At the age of 11, he was diagnosed with slight autism and a year or two later it was confirmed that he had Asperger's. "That gave me a certain tranquility, but no more than that. In Venezuela there are no special schools, the teachers don't really understand the disorder and nobody could help us in that aspect. Life there is complicated even for people without any disabilities or disorders, so for those who do the situation is infinitely worse.
"For example, for people with Asperger's it is very important to follow their normal routines, but how can you do that in a place where at any moment you might have to get off a bus because somebody's about to rob you? How do you explain that they have to stop reading because there is a power cut and you don't know when there might be light again?" she asks.
However, Nicol's academic training (she teaches physical education to children with special needs) and her positive attitude meant that she kept looking for the best way for Johann to overcome his social and affective problems. She channelled all her efforts into the talent that her little boy had shown for music, specifically opera singing.
A couple of years ago, when he was 19, Nicol was told that Johann could have a very exciting future in music, but it would mean leaving Venezuela. So, the family packed their bags and moved to Ocaña (Toledo) from where this tenor in the making travels to Madrid to attend classes at the Escuela Superior de Canto, as well as to his performances with the JORCAM (Community of Madrid Youth Choir) and rehearsals with the choir for other people with Asperger's, whom he helps as a volunteer.
"Paradoxically, Johann adapted to a new life in Spain faster than we did. We are delighted and very grateful for the welcome we have received here," says Nicol, who also helps in group sessions for parents from the Asperger's Association of Madrid.
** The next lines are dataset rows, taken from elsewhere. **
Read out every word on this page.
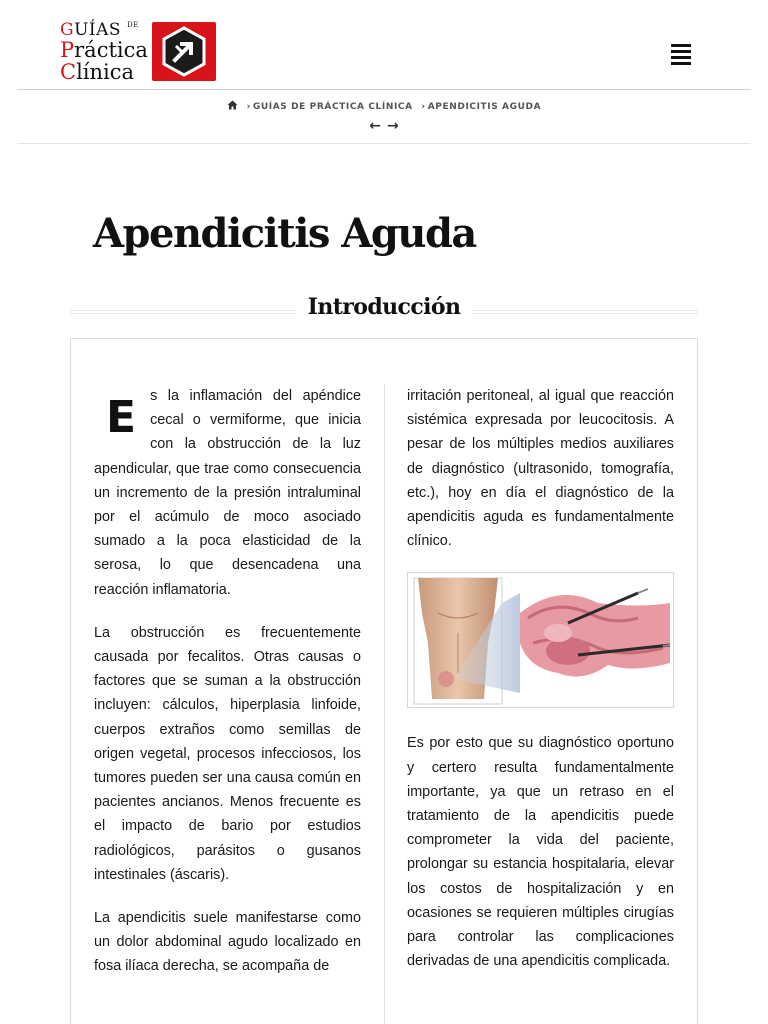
GUÍAS $^{DE}$
Práctica
Clínica
› GUÍAS DE PRÁCTICA CLÍNICA › APENDICITIS AGUDA
← →
Apendicitis Aguda
Introducción

Es la inflamación del apéndice cecal o vermiforme, que inicia con la obstrucción de la luz apendicular, que trae como consecuencia un incremento de la presión intraluminal por el acúmulo de moco asociado sumado a la poca elasticidad de la serosa, lo que desencadena una reacción inflamatoria.

La obstrucción es frecuentemente causada por fecalitos. Otras causas o factores que se suman a la obstrucción incluyen: cálculos, hiperplasia linfoide, cuerpos extraños como semillas de origen vegetal, procesos infecciosos, los tumores pueden ser una causa común en pacientes ancianos. Menos frecuente es el impacto de bario por estudios radiológicos, parásitos o gusanos intestinales (áscaris).

La apendicitis suele manifestarse como un dolor abdominal agudo localizado en fosa ilíaca derecha, se acompaña de

irritación peritoneal, al igual que reacción sistémica expresada por leucocitosis. A pesar de los múltiples medios auxiliares de diagnóstico (ultrasonido, tomografía, etc.), hoy en día el diagnóstico de la apendicitis aguda es fundamentalmente clínico.

Es por esto que su diagnóstico oportuno y certero resulta fundamentalmente importante, ya que un retraso en el tratamiento de la apendicitis puede comprometer la vida del paciente, prolongar su estancia hospitalaria, elevar los costos de hospitalización y en ocasiones se requieren múltiples cirugías para controlar las complicaciones derivadas de una apendicitis complicada.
On 18 February, International Asperger's Day, that association and others will attempt to give visibility to a disorder about which there is a great lack of understanding. In many cases, it looks as if there is nothing wrong with the person. In less severe cases, they can just seem unusual, rude or a bit manic, but Asperger's always causes suffering and it can be a real handicap.
"We need to get used to growing up in an environment marked by diversity and coexistence, rather than just tolerance. There is room for everyone in this world and fortunately there are tools to make it possible," says Nicol.
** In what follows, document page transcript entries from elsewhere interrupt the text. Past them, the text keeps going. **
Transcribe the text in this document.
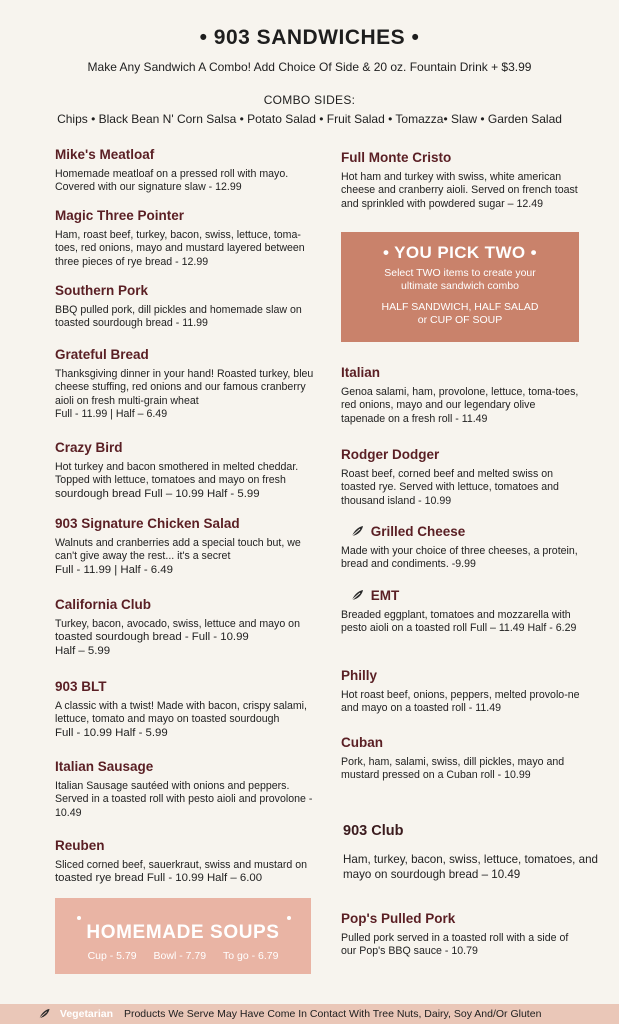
• 903 SANDWICHES •
Make Any Sandwich A Combo! Add Choice Of Side & 20 oz. Fountain Drink + $3.99
COMBO SIDES:
Chips • Black Bean N' Corn Salsa • Potato Salad • Fruit Salad • Tomazza• Slaw • Garden Salad
Mike's Meatloaf
Homemade meatloaf on a pressed roll with mayo. Covered with our signature slaw - 12.99
Magic Three Pointer
Ham, roast beef, turkey, bacon, swiss, lettuce, toma-toes, red onions, mayo and mustard layered between three pieces of rye bread - 12.99
Southern Pork
BBQ pulled pork, dill pickles and homemade slaw on toasted sourdough bread - 11.99
Grateful Bread
Thanksgiving dinner in your hand! Roasted turkey, bleu cheese stuffing, red onions and our famous cranberry aioli on fresh multi-grain wheat
Full - 11.99 | Half – 6.49
Crazy Bird
Hot turkey and bacon smothered in melted cheddar. Topped with lettuce, tomatoes and mayo on fresh
sourdough bread Full – 10.99 Half - 5.99
903 Signature Chicken Salad
Walnuts and cranberries add a special touch but, we can't give away the rest... it's a secret
Full - 11.99 | Half - 6.49
California Club
Turkey, bacon, avocado, swiss, lettuce and mayo on
toasted sourdough bread - Full - 10.99
Half – 5.99
903 BLT
A classic with a twist! Made with bacon, crispy salami, lettuce, tomato and mayo on toasted sourdough
Full - 10.99 Half - 5.99
Italian Sausage
Italian Sausage sautéed with onions and peppers. Served in a toasted roll with pesto aioli and provolone - 10.49
Reuben
Sliced corned beef, sauerkraut, swiss and mustard on
toasted rye bread Full - 10.99 Half – 6.00
HOMEMADE SOUPS
Cup - 5.79 Bowl - 7.79 To go - 6.79
Full Monte Cristo
Hot ham and turkey with swiss, white american cheese and cranberry aioli. Served on french toast and sprinkled with powdered sugar – 12.49
• YOU PICK TWO •
Select TWO items to create your
ultimate sandwich combo
HALF SANDWICH, HALF SALAD
or CUP OF SOUP
Italian
Genoa salami, ham, provolone, lettuce, toma-toes, red onions, mayo and our legendary olive tapenade on a fresh roll - 11.49
Rodger Dodger
Roast beef, corned beef and melted swiss on toasted rye. Served with lettuce, tomatoes and thousand island - 10.99
Grilled Cheese
Made with your choice of three cheeses, a protein, bread and condiments. -9.99
EMT
Breaded eggplant, tomatoes and mozzarella with pesto aioli on a toasted roll Full – 11.49 Half - 6.29
Philly
Hot roast beef, onions, peppers, melted provolo-ne and mayo on a toasted roll - 11.49
Cuban
Pork, ham, salami, swiss, dill pickles, mayo and mustard pressed on a Cuban roll - 10.99
903 Club
Ham, turkey, bacon, swiss, lettuce, tomatoes, and mayo on sourdough bread – 10.49
Pop's Pulled Pork
Pulled pork served in a toasted roll with a side of our Pop's BBQ sauce - 10.79
Vegetarian Products We Serve May Have Come In Contact With Tree Nuts, Dairy, Soy And/Or Gluten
Johann has been closely following our conversation, taking notes, clarifying and expanding on it when he thought it necessary.
"I don't want to seem egocentric, but I am living proof that everyone has a talent, but it has to be discovered and empowered. You can progress a great deal if you work at it. Before, I used to be cold and antisocial. I didn't like anyone to touch me. I found it hard at school because of the other pupils and even some of the teachers, but thanks to music, my mother, my brother, my mother's partner, who I think of as a father, and the teachers I have had recently, I started to improve my social skills and make friends. Now I know how to hug someone, I'm independent and I know what it is to fall in love. It's not easy, but nothing is in life and there are definitely people in far worse situations than mine," says Johann, giving us a fierce hug to say goodbye.
He starts to walk away and then comes back to remind us that we have promised to mention his girlfriend Ana.
She also has Asperger's and would have liked to have taken part in the interview, but she was unable to do so because she was sitting exams at university.